Beijing said Tuesday it is "firmly opposed" to foreign involvement in the regional disputes. it also warned other Asian nations to refrain from "irresponsible" comments on their competing maritime claims.
The comments appeared in the Liberation Army Daily, the newspaper of the Chinese military. They followed the introduction of a congressional resolution by two U.S. senators that accuses Beijing of using force in the disputes and calls for the U.S. military to "assert and defend freedom of navigation rights" in the South China Sea.
China responded furiously last year after the United States joined several countries at a regional security summit in calling for a multilateral approach to resolving South China Sea disputes. Secretary of State Hillary Clinton also declared a U.S. national interest in maintaining free navigation through the waterway.
China, Vietnam, the Philippines, Taiwan, Brunei and Malaysia claim all or part of the Spratly Islands. China, Vietnam and Taiwan also claim the Paracels.
China says its claims date back for centuries.
China is also criticizing a U.S. senator’s call for multilateral negotiations to resolve territorial disputes in the South China Sea, and says it would rather pursue one-on-one dialogue with rival claimants.
Foreign Ministry spokesman Hong Lei Tuesday was asked for a reaction to legislation introduced in the U.S. Senate that condemns China’s actions in the South China Sea and calls for a multilateral solution to the territorial dispute.
Hong accused what he referred to as “some countries” of hurting China’s sovereignty and maritime rights and interests.
Hong accused critics, including some in the United States, of trying to expand and complicate the territorial dispute.
Nature of dispute
The Spratlys are the main disputed island group in the South China Sea. They are near key shipping lanes and are believed to sit on top of large oil deposits.
China’s claims over islands in the South China Sea overlap with those of Brunei, Malaysia, the Philippines, Taiwan and Vietnam. The spokesman said China is trying to safeguard its own rights and interests. He added that China will not resort to threats or the use of force.
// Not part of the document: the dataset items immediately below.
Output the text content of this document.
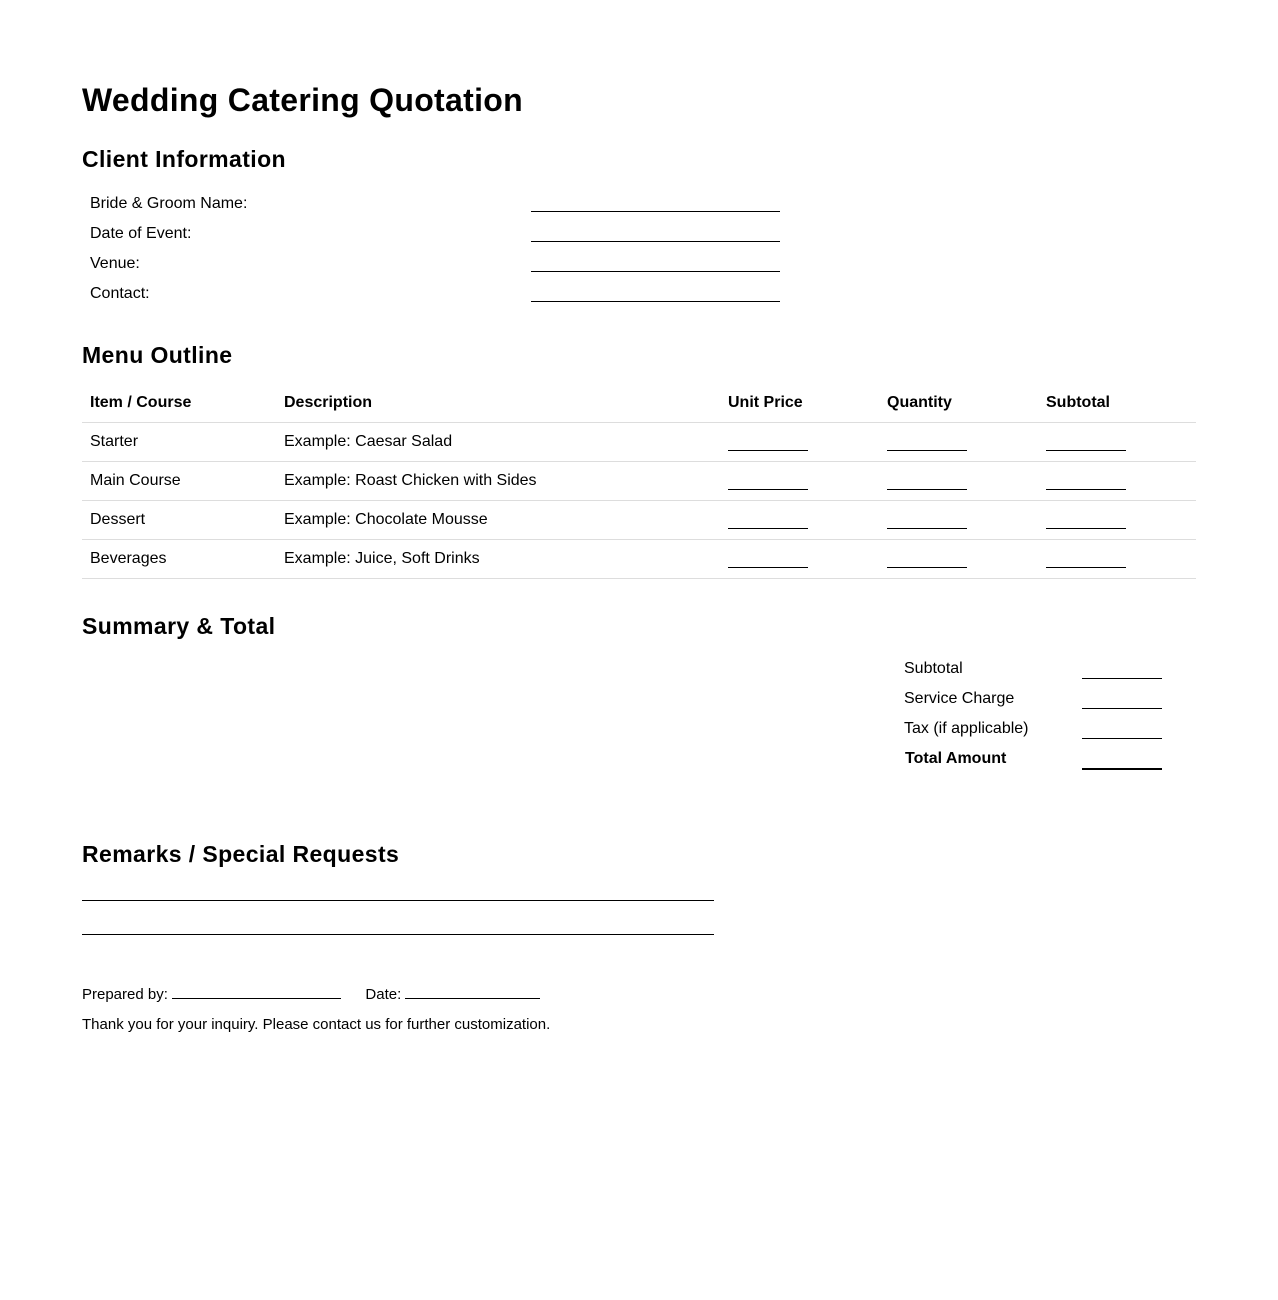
Wedding Catering Quotation
Client Information
Bride & Groom Name:
Date of Event:
Venue:
Contact:
Menu Outline
Item / Course	Description	Unit Price	Quantity	Subtotal
Starter	Example: Caesar Salad			
Main Course	Example: Roast Chicken with Sides			
Dessert	Example: Chocolate Mousse			
Beverages	Example: Juice, Soft Drinks			
Summary & Total
Subtotal
Service Charge
Tax (if applicable)
Total Amount
Remarks / Special Requests
Prepared by:	Date:
Thank you for your inquiry. Please contact us for further customization.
Hong says China hopes countries not related to the issue will respect the efforts of countries directly related to the issue to resolve the disputes through direct negotiations.
Although he did not mention the United States by name, he was responding to a question about the legislation that calls for the U.S. military to defend freedom of navigation in the South China Sea.
What sparked tension
The Chinese comments come amid increasingly heated exchanges between China and rival claimants the Philippines and Vietnam, which held a live-fire naval exercise on Monday.
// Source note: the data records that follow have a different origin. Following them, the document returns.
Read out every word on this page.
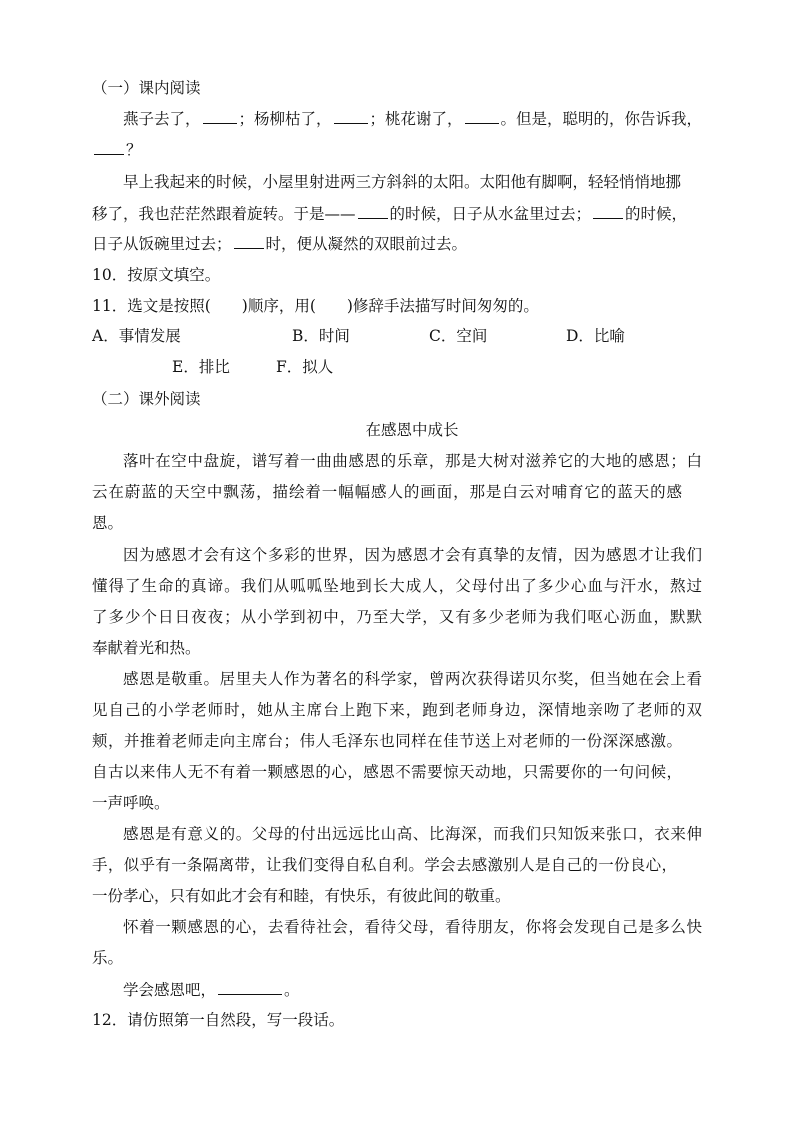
（一）课内阅读
燕子去了， ；杨柳枯了， ；桃花谢了， 。但是，聪明的，你告诉我，
？
早上我起来的时候，小屋里射进两三方斜斜的太阳。太阳他有脚啊，轻轻悄悄地挪
移了，我也茫茫然跟着旋转。于是—— 的时候，日子从水盆里过去； 的时候，
日子从饭碗里过去； 时，便从凝然的双眼前过去。
10．按原文填空。
11．选文是按照(　　)顺序，用(　　)修辞手法描写时间匆匆的。
A．事情发展	B．时间	C．空间	D．比喻
E．排比	F．拟人
（二）课外阅读
在感恩中成长
落叶在空中盘旋，谱写着一曲曲感恩的乐章，那是大树对滋养它的大地的感恩；白
云在蔚蓝的天空中飘荡，描绘着一幅幅感人的画面，那是白云对哺育它的蓝天的感
恩。
因为感恩才会有这个多彩的世界，因为感恩才会有真挚的友情，因为感恩才让我们
懂得了生命的真谛。我们从呱呱坠地到长大成人，父母付出了多少心血与汗水，熬过
了多少个日日夜夜；从小学到初中，乃至大学，又有多少老师为我们呕心沥血，默默
奉献着光和热。
感恩是敬重。居里夫人作为著名的科学家，曾两次获得诺贝尔奖，但当她在会上看
见自己的小学老师时，她从主席台上跑下来，跑到老师身边，深情地亲吻了老师的双
颊，并推着老师走向主席台；伟人毛泽东也同样在佳节送上对老师的一份深深感激。
自古以来伟人无不有着一颗感恩的心，感恩不需要惊天动地，只需要你的一句问候，
一声呼唤。
感恩是有意义的。父母的付出远远比山高、比海深，而我们只知饭来张口，衣来伸
手，似乎有一条隔离带，让我们变得自私自利。学会去感激别人是自己的一份良心，
一份孝心，只有如此才会有和睦，有快乐，有彼此间的敬重。
怀着一颗感恩的心，去看待社会，看待父母，看待朋友，你将会发现自己是多么快
乐。
学会感恩吧，	。
12．请仿照第一自然段，写一段话。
The Chinese spokesman had a relatively mild response to the Vietnamese naval exercises. He said only that Beijing hopes relevant parties will do more to contribute to peace and stability in the region.
The United States is not directly involved in the territorial dispute in the South China Sea, but American officials say Washington has an interest in protecting freedom of navigation rights in the region. In Washington, the bipartisan U.S. Senate bill urges a peaceful and multilateral resolution to the South China Sea issue.
China has instead maintained that it would like to resolve the territorial dispute with each claimant, separately.